As we remove the Torah from the ark, we recite the powerful verse: “Ki mitzion tetzey torah” “Torah shall come from Zion, the word of the Lord from Jerusalem.”
It is a moment of high drama, intensified by the royal regalia of the Torah scroll (crowns, breastplates, ringing bells, silver, etc.) We rise for a “royal promenade” as the Torah circles the room, and out of respect we keep our eyes on the Torah at all times. (Think Zora Neale Hurston’s Their Eyes Were Watching G-d).
Majestic, yes. Logical, no.
Because Torah does not come from Zion. It comes from Sinai. At least originally, and therein lies a tale. The great biblical scholar Jon Levenson has pointed out that Sinai and Zion are, in a sense, two opposites. Sinai is the site of revelation and covenant, where the whole people of Israel are engaged. Zion is the location of the Temple and the King, where priestly ritual exactitude and royal politics dominate.
One could imagine that the Sinai revelation could be interpreted as “real” religion, or at least “real” Judaism; whereas the Temple and Palace of Jerusalem, several hundred years after Sinai, could be seen as a deterioration of “that old-time religion,” a decline to ritual triviality and legal formalism.

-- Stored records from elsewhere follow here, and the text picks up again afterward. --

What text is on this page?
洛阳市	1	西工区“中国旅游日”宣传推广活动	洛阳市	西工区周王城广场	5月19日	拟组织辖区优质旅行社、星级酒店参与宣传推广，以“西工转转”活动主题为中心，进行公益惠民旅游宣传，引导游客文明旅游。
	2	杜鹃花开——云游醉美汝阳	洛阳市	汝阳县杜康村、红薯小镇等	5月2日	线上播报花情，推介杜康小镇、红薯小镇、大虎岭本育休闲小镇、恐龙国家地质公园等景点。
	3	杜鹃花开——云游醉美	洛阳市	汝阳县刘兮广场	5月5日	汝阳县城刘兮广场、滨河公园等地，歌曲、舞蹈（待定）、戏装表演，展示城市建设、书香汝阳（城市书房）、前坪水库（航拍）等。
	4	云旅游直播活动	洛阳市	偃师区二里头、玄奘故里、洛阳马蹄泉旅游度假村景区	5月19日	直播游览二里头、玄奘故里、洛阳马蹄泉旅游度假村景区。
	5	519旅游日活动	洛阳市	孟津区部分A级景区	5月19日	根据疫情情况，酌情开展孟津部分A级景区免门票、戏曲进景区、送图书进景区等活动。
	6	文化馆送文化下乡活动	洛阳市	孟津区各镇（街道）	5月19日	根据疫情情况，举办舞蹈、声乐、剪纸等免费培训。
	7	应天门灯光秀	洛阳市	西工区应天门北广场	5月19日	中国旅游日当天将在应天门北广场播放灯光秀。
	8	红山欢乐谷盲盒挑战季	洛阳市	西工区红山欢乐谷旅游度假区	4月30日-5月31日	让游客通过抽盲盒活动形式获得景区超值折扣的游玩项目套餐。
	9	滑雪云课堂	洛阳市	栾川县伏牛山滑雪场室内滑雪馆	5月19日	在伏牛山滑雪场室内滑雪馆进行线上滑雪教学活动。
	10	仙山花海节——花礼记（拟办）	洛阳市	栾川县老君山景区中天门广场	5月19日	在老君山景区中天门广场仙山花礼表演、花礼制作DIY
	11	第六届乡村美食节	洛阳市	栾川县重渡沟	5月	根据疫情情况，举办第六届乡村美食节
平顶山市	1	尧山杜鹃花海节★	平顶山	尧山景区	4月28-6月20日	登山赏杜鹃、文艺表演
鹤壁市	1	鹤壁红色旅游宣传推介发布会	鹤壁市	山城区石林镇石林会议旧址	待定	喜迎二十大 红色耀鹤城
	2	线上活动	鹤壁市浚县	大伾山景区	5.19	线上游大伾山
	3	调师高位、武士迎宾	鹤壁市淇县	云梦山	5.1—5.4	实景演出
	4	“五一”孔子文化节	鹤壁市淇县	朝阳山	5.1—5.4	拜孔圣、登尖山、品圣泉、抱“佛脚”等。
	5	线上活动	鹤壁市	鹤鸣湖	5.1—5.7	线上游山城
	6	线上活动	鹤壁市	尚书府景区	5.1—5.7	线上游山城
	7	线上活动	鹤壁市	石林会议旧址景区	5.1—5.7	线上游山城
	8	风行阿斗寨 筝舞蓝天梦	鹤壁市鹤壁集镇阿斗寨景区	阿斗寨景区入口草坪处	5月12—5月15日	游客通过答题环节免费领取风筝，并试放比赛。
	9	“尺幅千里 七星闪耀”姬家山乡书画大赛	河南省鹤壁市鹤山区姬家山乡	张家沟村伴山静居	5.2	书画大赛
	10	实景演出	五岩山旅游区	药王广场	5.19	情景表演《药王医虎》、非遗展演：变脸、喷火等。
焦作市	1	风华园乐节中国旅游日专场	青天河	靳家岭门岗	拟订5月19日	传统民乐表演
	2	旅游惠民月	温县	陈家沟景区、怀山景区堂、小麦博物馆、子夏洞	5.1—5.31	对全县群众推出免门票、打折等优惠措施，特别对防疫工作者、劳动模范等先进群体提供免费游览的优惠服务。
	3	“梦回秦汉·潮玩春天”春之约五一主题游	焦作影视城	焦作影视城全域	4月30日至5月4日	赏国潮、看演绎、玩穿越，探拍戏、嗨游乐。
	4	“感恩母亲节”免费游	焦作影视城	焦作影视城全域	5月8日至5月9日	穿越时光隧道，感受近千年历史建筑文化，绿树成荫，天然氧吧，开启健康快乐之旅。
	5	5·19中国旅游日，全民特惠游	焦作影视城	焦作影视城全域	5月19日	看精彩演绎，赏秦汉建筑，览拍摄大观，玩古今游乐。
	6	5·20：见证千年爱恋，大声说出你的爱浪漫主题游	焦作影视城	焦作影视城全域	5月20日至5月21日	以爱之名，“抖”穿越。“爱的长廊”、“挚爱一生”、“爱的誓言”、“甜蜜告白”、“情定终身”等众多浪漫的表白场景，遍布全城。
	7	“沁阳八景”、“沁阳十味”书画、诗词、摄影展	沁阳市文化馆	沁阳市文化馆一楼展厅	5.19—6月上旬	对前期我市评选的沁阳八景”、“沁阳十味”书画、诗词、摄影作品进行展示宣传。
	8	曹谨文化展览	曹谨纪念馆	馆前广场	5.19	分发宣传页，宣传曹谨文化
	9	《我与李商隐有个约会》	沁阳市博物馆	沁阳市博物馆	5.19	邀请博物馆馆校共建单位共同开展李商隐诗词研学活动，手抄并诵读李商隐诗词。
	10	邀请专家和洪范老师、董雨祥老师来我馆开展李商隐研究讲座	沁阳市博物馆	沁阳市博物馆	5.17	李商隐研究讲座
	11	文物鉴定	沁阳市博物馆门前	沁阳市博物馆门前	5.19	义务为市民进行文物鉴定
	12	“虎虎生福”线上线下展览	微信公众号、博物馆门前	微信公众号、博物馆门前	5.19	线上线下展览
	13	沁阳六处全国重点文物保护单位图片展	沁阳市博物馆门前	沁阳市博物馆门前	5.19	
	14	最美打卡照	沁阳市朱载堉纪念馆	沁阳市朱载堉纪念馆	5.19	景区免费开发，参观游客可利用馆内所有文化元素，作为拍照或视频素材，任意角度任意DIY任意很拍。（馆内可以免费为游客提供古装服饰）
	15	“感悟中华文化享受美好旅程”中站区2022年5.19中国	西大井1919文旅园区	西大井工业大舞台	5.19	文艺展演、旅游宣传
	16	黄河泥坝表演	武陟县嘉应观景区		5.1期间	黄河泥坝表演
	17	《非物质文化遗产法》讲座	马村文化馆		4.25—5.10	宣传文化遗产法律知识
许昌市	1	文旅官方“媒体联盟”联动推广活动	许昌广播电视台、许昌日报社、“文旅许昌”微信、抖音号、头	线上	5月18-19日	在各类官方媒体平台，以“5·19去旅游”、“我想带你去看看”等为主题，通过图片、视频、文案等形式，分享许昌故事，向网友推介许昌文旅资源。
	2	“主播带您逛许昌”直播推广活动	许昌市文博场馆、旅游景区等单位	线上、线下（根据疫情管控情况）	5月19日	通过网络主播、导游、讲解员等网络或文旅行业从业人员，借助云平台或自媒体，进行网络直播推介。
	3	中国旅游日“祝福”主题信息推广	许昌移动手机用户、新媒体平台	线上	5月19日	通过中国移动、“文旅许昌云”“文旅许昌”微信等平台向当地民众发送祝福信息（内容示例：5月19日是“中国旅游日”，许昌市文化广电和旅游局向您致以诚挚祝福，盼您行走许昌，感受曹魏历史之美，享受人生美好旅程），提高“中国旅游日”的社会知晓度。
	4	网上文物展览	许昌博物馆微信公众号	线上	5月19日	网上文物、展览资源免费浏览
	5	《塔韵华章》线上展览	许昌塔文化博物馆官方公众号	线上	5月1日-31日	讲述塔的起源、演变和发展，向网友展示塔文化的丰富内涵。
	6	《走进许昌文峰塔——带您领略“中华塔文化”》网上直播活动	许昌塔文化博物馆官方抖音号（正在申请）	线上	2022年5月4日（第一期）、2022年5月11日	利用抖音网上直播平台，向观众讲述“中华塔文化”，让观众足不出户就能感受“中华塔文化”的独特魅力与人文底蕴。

Indeed, that was exactly how Christianity (mis)interpreted Judaism for centuries, and to a limited extent even today.
But Judaism rejected this dichotomy. Judaism was insistent that the “word of the Lord” was not limited to a moment of revelatory ecstasy. It was something that was meant to have an impact on every aspect of our lives, to inform our ritual practice, our political organization, the very fabric of our body politic.
In other words, Torah might have started at Sinai. But the transmission of Torah, the concretization of Torah as a social institution, continued (and continues) from Zion and Jerusalem.
If we are meant to be “a free people in our land, the land of Zion and Jerusalem,” as Hatikvah proudly declares, we must never forget what Zion and Jerusalem are for—a place where G-d’s Torah becomes manifest in our world.
What a privilege it is to be a witness to it!